Alana sempre se mostrou muito entusiasmada por todas as atividades de Gary, quer seja a alegria na voz quando diz que é a acompanhante do jovem num evento televisivo, ou quando o ajuda nos mais variados esquemas. Por isto, não era impensável que o final fosse o que foi. No entanto, PTA sabe melhor do que isto e, para alguém que fez uma carreira à volta de finais ambíguos, não deixa de ser curioso que Licorice Pizza, de todos eles, tenha algo tão conclusivo, naquele que é o ponto mais negativo de um filme que, até esse momento, estava a ser o melhor de 2021.

Antes de terminar, é fundamental falar dos aspetos técnicos desta longa-metragem. Com a música sempre no nível mais alto possível, o ar quente de San Fernando Valley entra pelas nossas salas de várias maneiras, quer seja pela cinematografia de Paul Thomas Anderson, ou pela voz de Paul McCartney, entre muitos outros. A câmara parece sempre cuidadosamente coreografada nas cenas mais elaboradas ou, noutros casos, parece que nem existe, como nas mil e uma cenas onde Gary e Alana correm, juntos ou sozinhos.

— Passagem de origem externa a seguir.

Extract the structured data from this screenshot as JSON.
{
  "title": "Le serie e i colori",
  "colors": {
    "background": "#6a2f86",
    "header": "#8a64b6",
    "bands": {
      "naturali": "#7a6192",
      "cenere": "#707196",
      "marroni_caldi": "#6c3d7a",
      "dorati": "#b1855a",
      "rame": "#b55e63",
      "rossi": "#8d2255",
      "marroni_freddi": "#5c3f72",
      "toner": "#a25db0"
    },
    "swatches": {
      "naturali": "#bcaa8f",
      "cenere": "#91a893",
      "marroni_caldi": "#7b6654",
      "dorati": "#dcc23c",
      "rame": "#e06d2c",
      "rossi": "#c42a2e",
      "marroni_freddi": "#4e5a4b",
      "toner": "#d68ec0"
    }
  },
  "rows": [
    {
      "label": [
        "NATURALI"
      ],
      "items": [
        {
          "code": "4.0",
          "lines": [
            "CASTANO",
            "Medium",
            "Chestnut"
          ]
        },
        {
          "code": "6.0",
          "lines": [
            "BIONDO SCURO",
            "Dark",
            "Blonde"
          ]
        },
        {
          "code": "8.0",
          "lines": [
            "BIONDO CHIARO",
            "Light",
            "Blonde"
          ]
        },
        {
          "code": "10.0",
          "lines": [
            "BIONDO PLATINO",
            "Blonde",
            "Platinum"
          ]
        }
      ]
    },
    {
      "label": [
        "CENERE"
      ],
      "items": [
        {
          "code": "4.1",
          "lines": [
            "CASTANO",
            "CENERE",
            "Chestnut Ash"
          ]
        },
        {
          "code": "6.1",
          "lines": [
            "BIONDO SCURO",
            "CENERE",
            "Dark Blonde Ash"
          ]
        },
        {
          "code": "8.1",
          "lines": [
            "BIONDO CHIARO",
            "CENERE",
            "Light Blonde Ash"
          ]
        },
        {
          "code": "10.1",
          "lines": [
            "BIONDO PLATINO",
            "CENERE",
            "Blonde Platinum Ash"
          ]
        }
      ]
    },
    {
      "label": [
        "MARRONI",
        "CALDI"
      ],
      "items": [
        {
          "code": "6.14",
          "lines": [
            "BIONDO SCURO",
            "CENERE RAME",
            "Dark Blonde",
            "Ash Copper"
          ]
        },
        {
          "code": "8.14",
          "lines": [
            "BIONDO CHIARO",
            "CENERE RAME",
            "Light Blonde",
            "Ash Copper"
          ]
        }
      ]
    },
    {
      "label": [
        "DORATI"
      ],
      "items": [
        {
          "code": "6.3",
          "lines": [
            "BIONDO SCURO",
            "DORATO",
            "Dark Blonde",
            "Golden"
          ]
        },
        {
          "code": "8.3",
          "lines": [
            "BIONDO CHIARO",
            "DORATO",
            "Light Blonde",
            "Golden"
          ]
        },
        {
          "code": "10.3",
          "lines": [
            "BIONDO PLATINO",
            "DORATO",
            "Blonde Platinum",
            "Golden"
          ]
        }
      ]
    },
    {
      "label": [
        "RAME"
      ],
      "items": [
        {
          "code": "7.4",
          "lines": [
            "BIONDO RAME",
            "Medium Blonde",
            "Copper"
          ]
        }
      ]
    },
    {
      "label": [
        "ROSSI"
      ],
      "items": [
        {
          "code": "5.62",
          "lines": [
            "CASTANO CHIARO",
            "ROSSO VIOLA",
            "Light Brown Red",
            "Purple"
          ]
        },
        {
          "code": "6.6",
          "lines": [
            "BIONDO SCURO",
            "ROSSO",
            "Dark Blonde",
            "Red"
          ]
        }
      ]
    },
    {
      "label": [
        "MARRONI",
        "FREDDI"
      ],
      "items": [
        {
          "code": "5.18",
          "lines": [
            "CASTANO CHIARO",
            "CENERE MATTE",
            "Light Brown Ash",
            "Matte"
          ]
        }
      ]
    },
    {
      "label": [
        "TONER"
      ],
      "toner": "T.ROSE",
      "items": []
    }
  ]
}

No fim de tudo, há que elogiar Paul Thomas Anderson por transformar toda a mundanidade presente em Licorice Pizza em algo palpável, enorme e fora deste mundo. A história praticamente não existe, mas não é necessária. Ver estas duas estrelas de cinema acabadas de formar durante duas horas foi das melhores coisas do cinema recente, que só peca por uma ambiguidade necessária. Para além de um veículo para Alana Haim, este é também um filme que promete ser repetido um milhão de vezes por todos os que gostaram, num projeto que promete marcar uma geração.